LOS ANGELES (Reuters) – The Prince family, who died at the age of 57 in 2016, condemned the physician who treated the singer for his opiate addiction and allegedly provided him with several prescription drugs just before his death, ABC reported.

The lawsuit filed with a federal court in Minnesota, United States, accuses doctor Michael Todd Schulenberg of negligence when he Purple Rain, who died as a result of an overdose of the opioid fentanyl.

"It has not adequately assessed, diagnosed, treated and advised Prince due to its recognizable dependence on opiates and failed to take appropriate and reasonable measures to prevent the predictably fatal outcome of this dependency," the complaint said.

"These deviations from the standard of acceptable medical practice have played a substantial role in supporting Prince's death," he adds.

The doctor defended himself today by a statement from his lawyer, who claimed that the case is unfounded and that his client will prove that his actions were correct.

Last April Prince's family also reported a hospital in Illinois (USA) that Prince had seen a week before his death.

Dr. Michael T. Schulenberg became known in the case about the death of Prins when the researchers found in the home of the musician different drugs that were not prescribed in the name of the artist.

Prince received these drugs through a network of friends and acquaintances, including Kirk Johnson, who was in charge of the safety of his team.

Schulenberg was the one who signed the proceeds for these non-fentanyl medicines and said that he did it to protect the privacy of Prince & # 39 ;.
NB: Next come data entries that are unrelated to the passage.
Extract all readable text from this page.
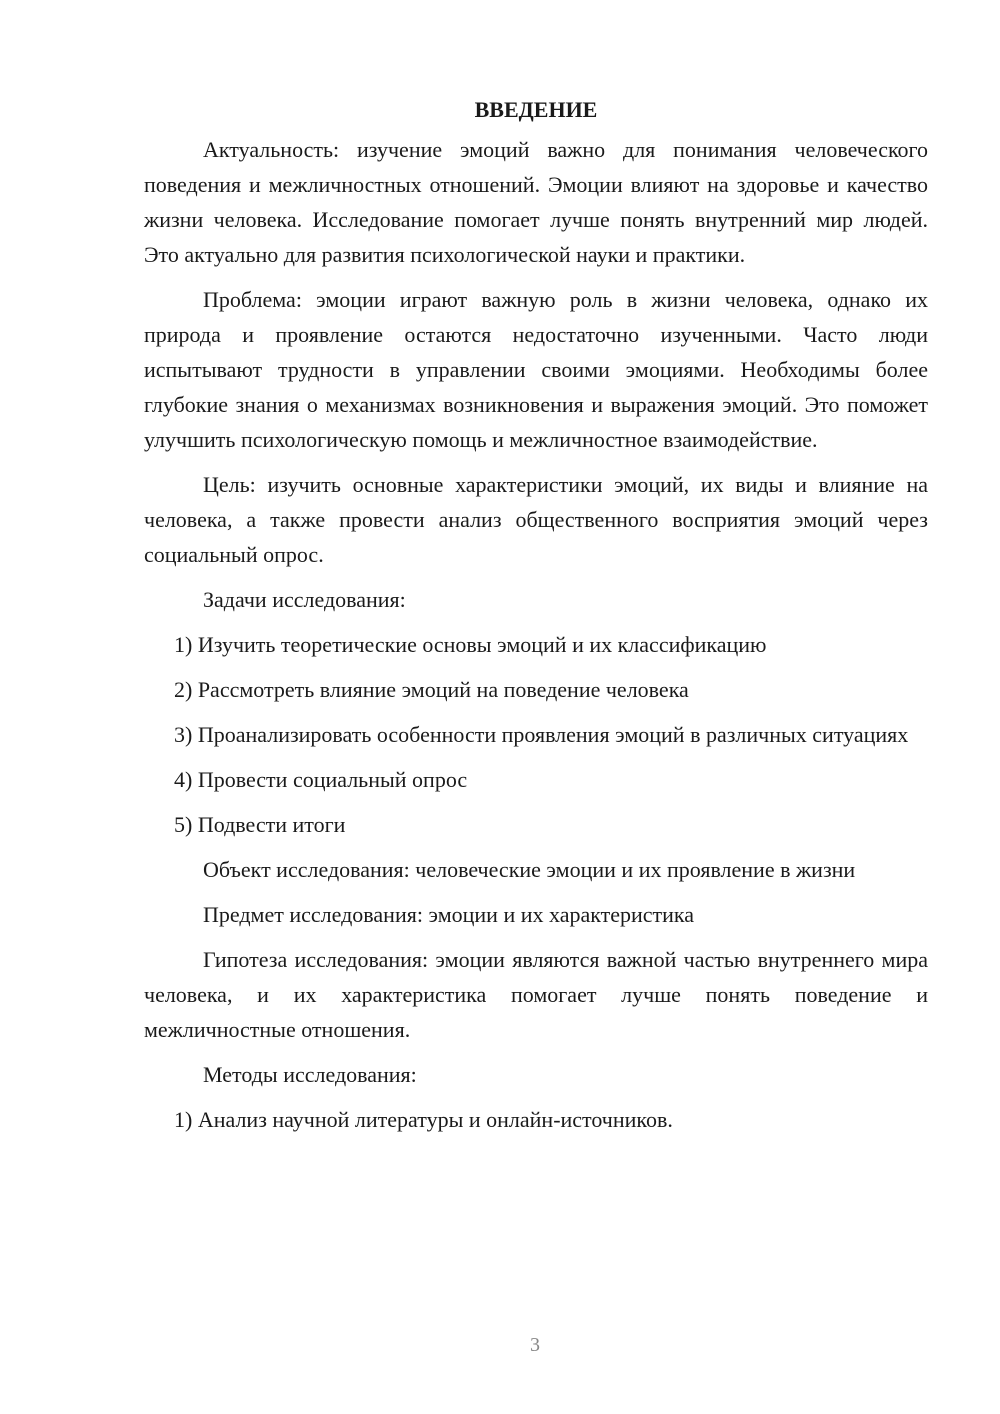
ВВЕДЕНИЕ

Актуальность: изучение эмоций важно для понимания человеческого поведения и межличностных отношений. Эмоции влияют на здоровье и качество жизни человека. Исследование помогает лучше понять внутренний мир людей. Это актуально для развития психологической науки и практики.

Проблема: эмоции играют важную роль в жизни человека, однако их природа и проявление остаются недостаточно изученными. Часто люди испытывают трудности в управлении своими эмоциями. Необходимы более глубокие знания о механизмах возникновения и выражения эмоций. Это поможет улучшить психологическую помощь и межличностное взаимодействие.

Цель: изучить основные характеристики эмоций, их виды и влияние на человека, а также провести анализ общественного восприятия эмоций через социальный опрос.

Задачи исследования:

1) Изучить теоретические основы эмоций и их классификацию

2) Рассмотреть влияние эмоций на поведение человека

3) Проанализировать особенности проявления эмоций в различных ситуациях

4) Провести социальный опрос

5) Подвести итоги

Объект исследования: человеческие эмоции и их проявление в жизни

Предмет исследования: эмоции и их характеристика

Гипотеза исследования: эмоции являются важной частью внутреннего мира человека, и их характеристика помогает лучше понять поведение и межличностные отношения.

Методы исследования:

1) Анализ научной литературы и онлайн-источников.

3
In April, the County Attorney & # 39; s Office of Carver County announced that no charges would be filed for the death of Prince, because after nearly two years of investigation, they had no "sufficient evidence" to sue someone.

The authorities recognized that they were unable to determine how fentanyl had reached Prince's hands, because the musician had no medical prescription for his possession and they assumed that the singer died by mistakenly consuming false Vicodin that actually contained fentanyl .

At the same press conference, the public prosecutor assured him that Schulenberg had examined Prince and had given him Percocet tablets, which had nothing to do with the death of the artist.

Schulenberg then reached an agreement with the federal authorities for which he paid a fine of $ 30,000.